Monday, February 8, 2016

Radio Silence

There's nothing more frightening to me than absolute silence.

Imagine you're in the car, and you tune your radio to one of your favorite stations, but nothing is there. Your friendly neighborhood djs are absentee, there's no music. It's creepy. I've always thought that an apocalypse would be known by it's silence.

But being the writer-type I am, the term "radio silence" has leaked into my vernacular for other situations(What can I say? It's a neat term). My dad not answering his phone? Radio silence. No word on whether the college is going to close for the snow? Radio silence.Have a great night with someone and think it's leading somewhere really positive, then having that person not talk to you or cross paths for the whole next week?

Radio silence.

It was a great night. A perfect night. Adventure, enchantment. Way more than I had bargained for, honestly. And I thought, I mean I really, really thought something was happening.
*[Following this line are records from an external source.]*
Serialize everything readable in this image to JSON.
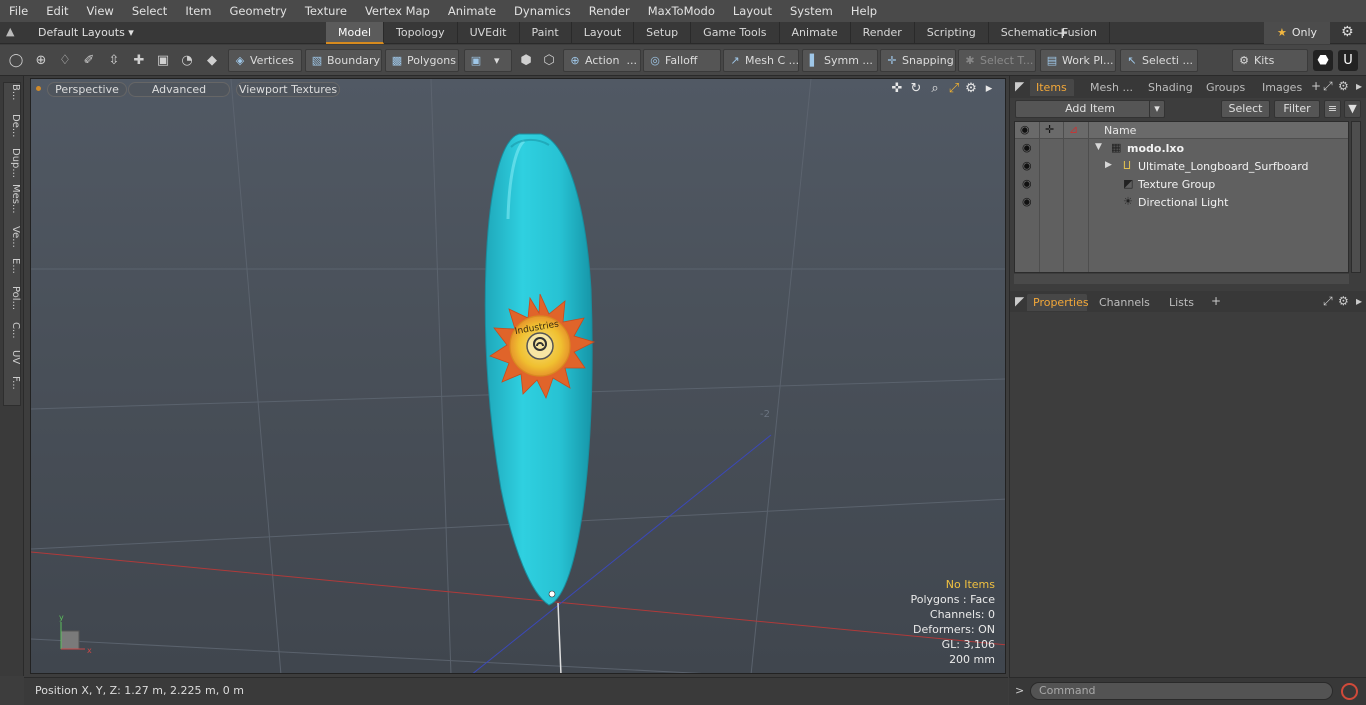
{
  "menu": [
    "File",
    "Edit",
    "View",
    "Select",
    "Item",
    "Geometry",
    "Texture",
    "Vertex Map",
    "Animate",
    "Dynamics",
    "Render",
    "MaxToModo",
    "Layout",
    "System",
    "Help"
  ],
  "layoutbar": {
    "layouts_label": "Default Layouts ▾",
    "tabs": [
      "Model",
      "Topology",
      "UVEdit",
      "Paint",
      "Layout",
      "Setup",
      "Game Tools",
      "Animate",
      "Render",
      "Scripting",
      "Schematic Fusion"
    ],
    "only_label": "Only"
  },
  "toolbar": {
    "vertices": "Vertices",
    "boundary": "Boundary",
    "polygons": "Polygons",
    "action": "Action",
    "falloff": "Falloff",
    "mesh": "Mesh C ...",
    "symm": "Symm ...",
    "snapping": "Snapping",
    "select_t": "Select T...",
    "work_pl": "Work Pl...",
    "selecti": "Selecti ...",
    "kits": "Kits"
  },
  "left_tabs": [
    "B...",
    "De...",
    "Dup...",
    "Mes...",
    "Ve...",
    "E...",
    "Pol...",
    "C...",
    "UV",
    "F..."
  ],
  "viewport": {
    "perspective": "Perspective",
    "advanced": "Advanced",
    "textures": "Viewport Textures",
    "axis_label": "-2",
    "info": {
      "no_items": "No Items",
      "polygons": "Polygons : Face",
      "channels": "Channels: 0",
      "deformers": "Deformers: ON",
      "gl": "GL: 3,106",
      "unit": "200 mm"
    },
    "logo_text": "Industries",
    "accent_color": "#27c2d3"
  },
  "status": {
    "position": "Position X, Y, Z:   1.27 m, 2.225 m, 0 m"
  },
  "right": {
    "tabs_top": [
      "Items",
      "Mesh ...",
      "Shading",
      "Groups",
      "Images"
    ],
    "add_item": "Add Item",
    "select": "Select",
    "filter": "Filter",
    "name_header": "Name",
    "items": [
      {
        "name": "modo.lxo",
        "icon": "scene-icon"
      },
      {
        "name": "Ultimate_Longboard_Surfboard",
        "icon": "mesh-icon"
      },
      {
        "name": "Texture Group",
        "icon": "texture-group-icon"
      },
      {
        "name": "Directional Light",
        "icon": "light-icon"
      }
    ],
    "tabs_bottom": [
      "Properties",
      "Channels",
      "Lists"
    ],
    "command_placeholder": "Command"
  }
}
It was like the tingle of electricity in the air before a summer thunderstorm. Or, to be less cliche, the feeling I imagine one would have if they were standing on the beach right before a tsunami hit, watching the water retreat and knowing damn well that they were gonna git hit like hell(much like the video below, a clip from the cinematic masterpiece "Deep Impact".)

To be perfectly fair, I don't know what I expected after that. Certainly not grand declarations of love; I'm a hopeless romantic, but not a fool. Maybe a text. That would seem appropriate in 2016. But absolutely nothing? I hadn't counted on that.

The rational part of my brain has come up with a handy-dandy list of reasons why this could be happening: Feelings are big scary things, he has other things on his mind, he wants to maintain the great friendship we have, we work together and he's not about that, it was a one-off and he was just feeling sort of cheeky that night, that something is still coming and I just need to be patient. These are all logical things. But as my rational brain only works for about 10% of my day, the rest of my brain has come up with it's own list of reasons that are far worse: He changed his mind, I somehow gave him the impression that I wasn't interested, or(and this is the very worst one) I'm making more out of it than it was and it's all in my head because I'm starved for affection.

Of course, the obvious question at this point is probably "Why don't you just ask him??" To which I say, "AHHHHHASDFHISKLAF;DAJ;." Which loosely translates to "I don't want to ask about something I'm half afraid I took more to heart than I should've and ruin what is at very least a fantastic friendship, also I'm not good at talking to boys."

Which leaves me sitting here by the radio, keeping it tuned and waiting for an update. So far, nothing but silence, but there has to be someone out there. Right?